Paul Waldie was always current. He worked Simon and Garfunkel, the Beatles, and other rock groups, into his masses, aided by students on piano, drums and guitars, even harmonicas. He urged the students to hug one another instead of a handshake for the Kiss of Peace. And before long, those students were hugging parents and teachers who happened to be around them. And his sermons spoke to the very real problems students were facing and gave them guidance that was useful and immediately applicable. This was no rehashing of the bible passages of the day; his words went to the core of what was on the mind of his community. And in this case, his community was the student body of Bishop O’Dowd High School.
In a few years, Father Paul was asked to become principal. He no more wanted to be principal than he wanted initially to be a classroom teacher. But he accepted with humility, and he served as principal for six years, during which time the school thrived.
His order called him to yet another service-he became Provincial of the Oblates in the Western Provinces, a post he occupied for six years. In 1984, he was called to a completely different service-the parish communities. He served as pastor at St. Ferdinand’s Parish in the San Fernando Valley in Southern California.
He later moved to Godfrey, Illinois, where he was Formator of the Oblate Novitiate, no easy job at a time when vocations to the priesthood were becoming rare, and then became pastor of St. Benedict’s in Seattle – a huge parish on the edge of the University of Washington.
I was fortunate to attend many of his Masses in those days, and I watched him fill that church to overflowing to the point where they had to install speakers outside so that the Sunday overflow could hear the service, and especially the sermons.
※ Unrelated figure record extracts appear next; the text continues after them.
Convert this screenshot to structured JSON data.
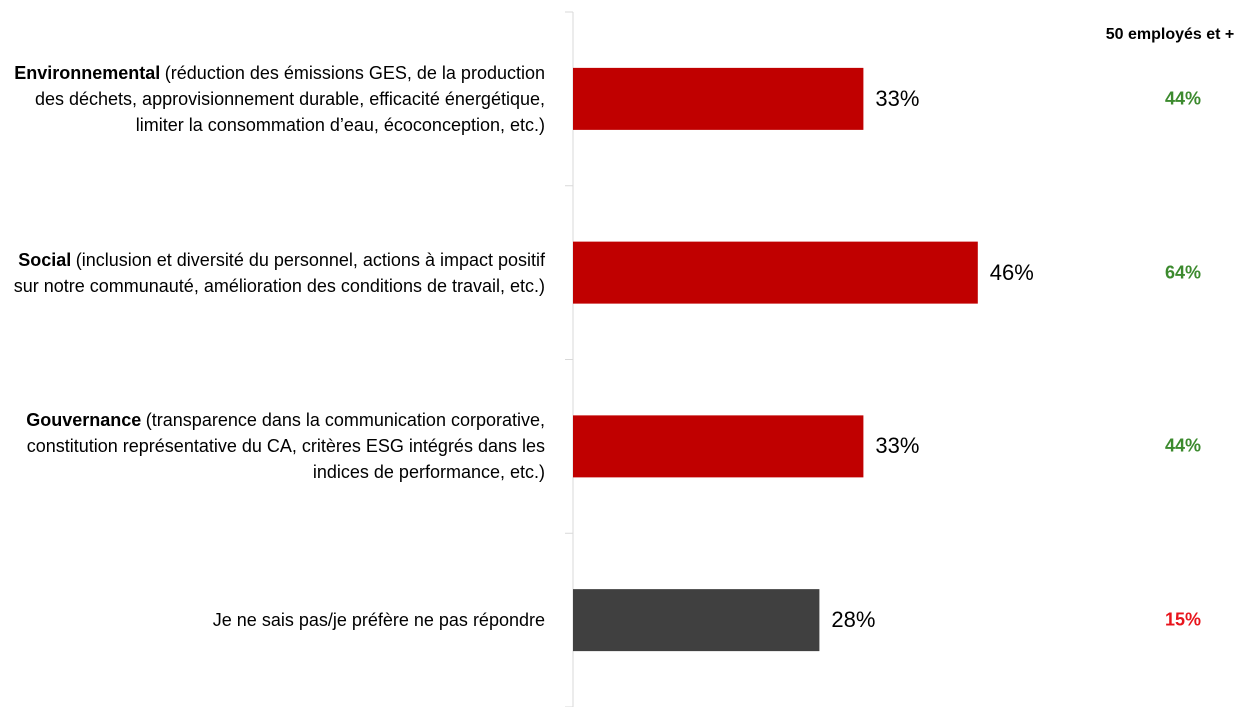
{
  "chart_data": {
    "type": "bar",
    "orientation": "horizontal",
    "categories": [
      {
        "name": "Environnemental",
        "detail": "(réduction des émissions GES, de la production des déchets, approvisionnement durable, efficacité énergétique, limiter la consommation d’eau, écoconception, etc.)"
      },
      {
        "name": "Social",
        "detail": "(inclusion et diversité du personnel, actions à impact positif sur notre communauté, amélioration des conditions de travail, etc.)"
      },
      {
        "name": "Gouvernance",
        "detail": "(transparence dans la communication corporative, constitution représentative du CA, critères ESG intégrés dans les indices de performance, etc.)"
      },
      {
        "detail": "Je ne sais pas/je préfère ne pas répondre"
      }
    ],
    "values": [
      33,
      46,
      33,
      28
    ],
    "value_labels": [
      "33%",
      "46%",
      "33%",
      "28%"
    ],
    "colors": [
      "#c00000",
      "#c00000",
      "#c00000",
      "#404040"
    ],
    "comparison": {
      "title": "50 employés et +",
      "values": [
        44,
        64,
        44,
        15
      ],
      "value_labels": [
        "44%",
        "64%",
        "44%",
        "15%"
      ],
      "colors": [
        "#3c8a2e",
        "#3c8a2e",
        "#3c8a2e",
        "#e8141c"
      ]
    }
  }
}
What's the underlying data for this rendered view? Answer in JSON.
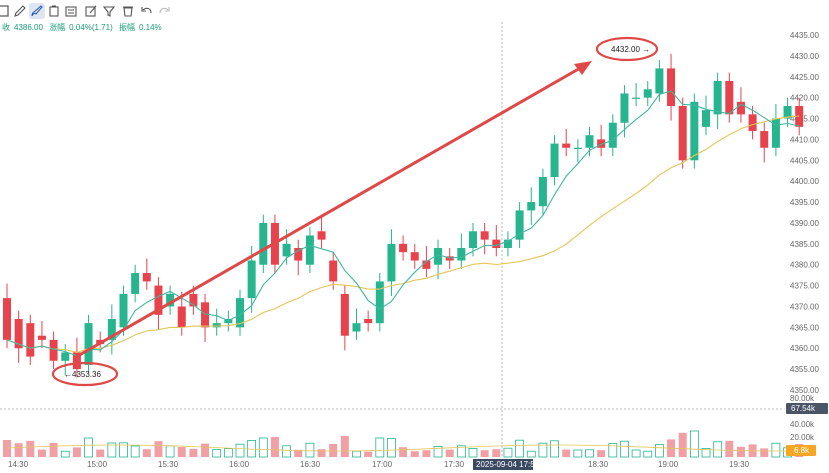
{
  "quote": {
    "close_label": "收",
    "close_value": "4386.00",
    "change_label": "涨幅",
    "change_value": "0.04%(1.71)",
    "amplitude_label": "振幅",
    "amplitude_value": "0.14%"
  },
  "toolbar": {
    "tools": [
      "square-icon",
      "pencil-icon",
      "brush-icon",
      "text-icon",
      "clipboard-icon",
      "edit-icon",
      "filter-icon",
      "trash-icon",
      "undo-icon",
      "redo-icon"
    ],
    "active_tool": "brush-icon"
  },
  "colors": {
    "up": "#26b58e",
    "down": "#e8424c",
    "ma_short": "#3fb8a0",
    "ma_long": "#e4c65a",
    "annotation": "#e04848",
    "volume_up_stroke": "#26b58e",
    "volume_down_fill": "#f0a0a4",
    "volume_current": "#f5a623",
    "volume_current_label_bg": "#f5a623",
    "crosshair_label_bg": "#3b4a63",
    "volume_label_bg": "#4a5568"
  },
  "chart_data": {
    "type": "candlestick",
    "price_axis": {
      "ticks": [
        "4435.00",
        "4430.00",
        "4425.00",
        "4420.00",
        "4415.00",
        "4410.00",
        "4405.00",
        "4400.00",
        "4395.00",
        "4390.00",
        "4385.00",
        "4380.00",
        "4375.00",
        "4370.00",
        "4365.00",
        "4360.00",
        "4355.00",
        "4350.00"
      ],
      "ylim": [
        4347,
        4437
      ]
    },
    "time_axis": {
      "ticks": [
        "14:30",
        "15:00",
        "15:30",
        "16:00",
        "16:30",
        "17:00",
        "17:30",
        "18:30",
        "19:00",
        "19:30"
      ],
      "crosshair_label": "2025-09-04 17:50"
    },
    "candles": [
      {
        "o": 4372,
        "c": 4362
      },
      {
        "o": 4367,
        "c": 4360
      },
      {
        "o": 4366,
        "c": 4358
      },
      {
        "o": 4363,
        "c": 4362
      },
      {
        "o": 4362,
        "c": 4357
      },
      {
        "o": 4357,
        "c": 4359
      },
      {
        "o": 4359,
        "c": 4355
      },
      {
        "o": 4356,
        "c": 4366
      },
      {
        "o": 4362,
        "c": 4361
      },
      {
        "o": 4362,
        "c": 4367
      },
      {
        "o": 4365,
        "c": 4373
      },
      {
        "o": 4373,
        "c": 4378
      },
      {
        "o": 4378,
        "c": 4376
      },
      {
        "o": 4375,
        "c": 4368
      },
      {
        "o": 4370,
        "c": 4373
      },
      {
        "o": 4370,
        "c": 4365
      },
      {
        "o": 4373,
        "c": 4370
      },
      {
        "o": 4371,
        "c": 4365
      },
      {
        "o": 4365,
        "c": 4366
      },
      {
        "o": 4366,
        "c": 4367
      },
      {
        "o": 4365,
        "c": 4372
      },
      {
        "o": 4372,
        "c": 4381
      },
      {
        "o": 4380,
        "c": 4390
      },
      {
        "o": 4390,
        "c": 4380
      },
      {
        "o": 4382,
        "c": 4385
      },
      {
        "o": 4384,
        "c": 4381
      },
      {
        "o": 4380,
        "c": 4387
      },
      {
        "o": 4388,
        "c": 4386
      },
      {
        "o": 4381,
        "c": 4376
      },
      {
        "o": 4373,
        "c": 4363
      },
      {
        "o": 4364,
        "c": 4366
      },
      {
        "o": 4367,
        "c": 4366
      },
      {
        "o": 4366,
        "c": 4376
      },
      {
        "o": 4376,
        "c": 4385
      },
      {
        "o": 4385,
        "c": 4383
      },
      {
        "o": 4383,
        "c": 4381
      },
      {
        "o": 4381,
        "c": 4379
      },
      {
        "o": 4380,
        "c": 4384
      },
      {
        "o": 4382,
        "c": 4381
      },
      {
        "o": 4381,
        "c": 4384
      },
      {
        "o": 4384,
        "c": 4388
      },
      {
        "o": 4388,
        "c": 4386
      },
      {
        "o": 4386,
        "c": 4384
      },
      {
        "o": 4384,
        "c": 4386
      },
      {
        "o": 4386,
        "c": 4393
      },
      {
        "o": 4393,
        "c": 4395
      },
      {
        "o": 4394,
        "c": 4401
      },
      {
        "o": 4401,
        "c": 4409
      },
      {
        "o": 4409,
        "c": 4408
      },
      {
        "o": 4408,
        "c": 4408
      },
      {
        "o": 4408,
        "c": 4411
      },
      {
        "o": 4410,
        "c": 4408
      },
      {
        "o": 4408,
        "c": 4414
      },
      {
        "o": 4414,
        "c": 4421
      },
      {
        "o": 4420,
        "c": 4420
      },
      {
        "o": 4420,
        "c": 4422
      },
      {
        "o": 4421,
        "c": 4427
      },
      {
        "o": 4427,
        "c": 4418
      },
      {
        "o": 4418,
        "c": 4405
      },
      {
        "o": 4405,
        "c": 4419
      },
      {
        "o": 4413,
        "c": 4417
      },
      {
        "o": 4416,
        "c": 4424
      },
      {
        "o": 4424,
        "c": 4416
      },
      {
        "o": 4419,
        "c": 4416
      },
      {
        "o": 4416,
        "c": 4412
      },
      {
        "o": 4412,
        "c": 4408
      },
      {
        "o": 4408,
        "c": 4415
      },
      {
        "o": 4415,
        "c": 4418
      },
      {
        "o": 4418,
        "c": 4413
      }
    ],
    "annotations": {
      "low_label": "4353.36",
      "high_label": "4432.00"
    },
    "volume_axis": {
      "ticks": [
        "40.00k",
        "20.00k"
      ],
      "top_label": "80.00k",
      "current_label": "67.54k",
      "current_volume_label": "6.8k"
    }
  }
}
Paul’s sermons were essays in how to live a complete life. They reminded me, old person that I am, of Bishop Fulton Sheen, who captivated audiences back in the 1950s. Paul worked current events, practical problems, life crises, and Christian doctrine into a meaningful collage of ideas that were transmitted with great humor, as he casually walked around the altar and up and down the aisles. Often he would establish eye-contact with parishioners and draw them into the conversation. He could speak about anything that was important to his audience.
If moving from a high school to a parish was daunting for Father Paul, it was nothing compared to moving from Seattle to South Africa in 2002, where he was assigned to Our Lady of Hope Seminary and parish work. He returned to the United States in 2007, and was appointed Oblate Superior in Washington, D.C. In 2010, he returned once again to seminary work in San Antonio. It was there that he spent the last years of his life. Parkinson’s disease took its toll on his body, but his mind was always the same-active, concerned, empathetic, modern, finding humor in everything.
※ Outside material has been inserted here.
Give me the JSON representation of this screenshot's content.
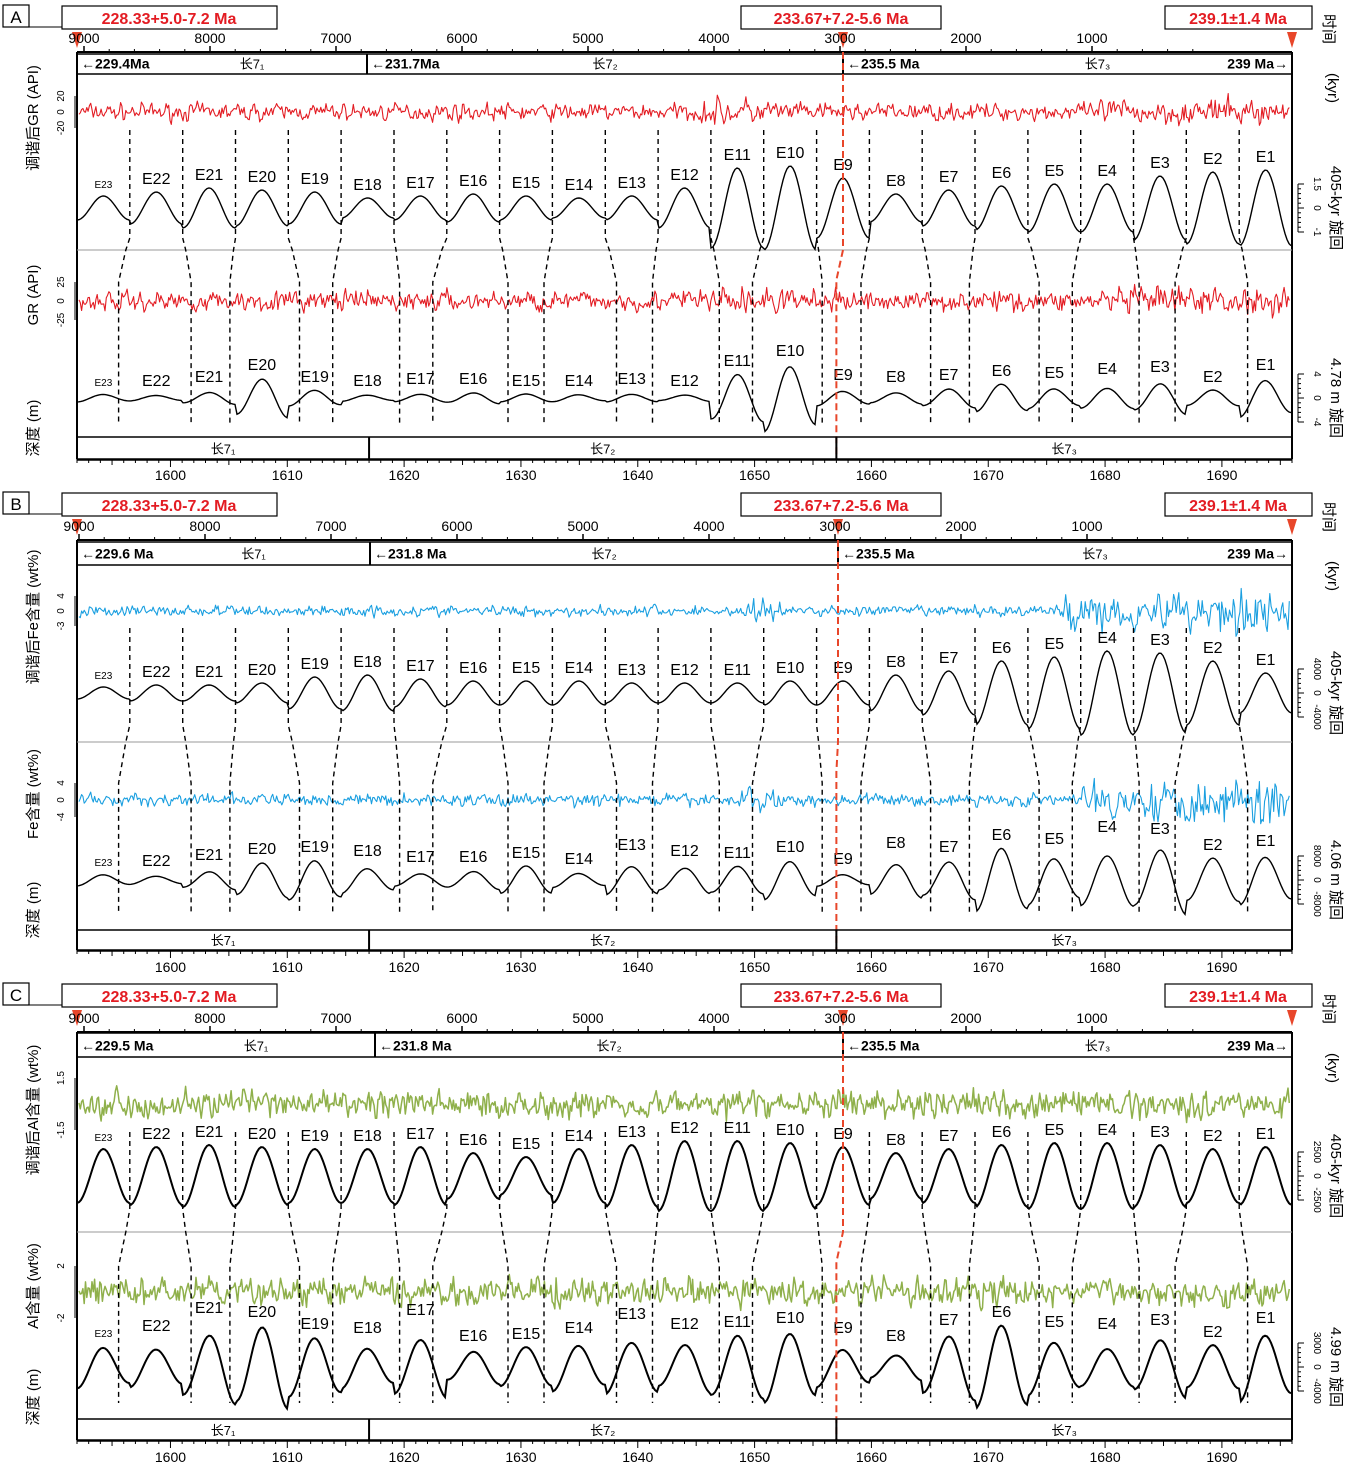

I believe that Father Paul Waldie was the only living saint I have ever met. He was the essence of the Christian man-caring completely about the person before him, never thinking about himself as he ministered to his flock, whether that flock be a student body, a parish congregation or an African tribe. He could touch your soul with his words. He could inspire your life with his actions. And in his words and his actions, he was a man without self-a man of his people.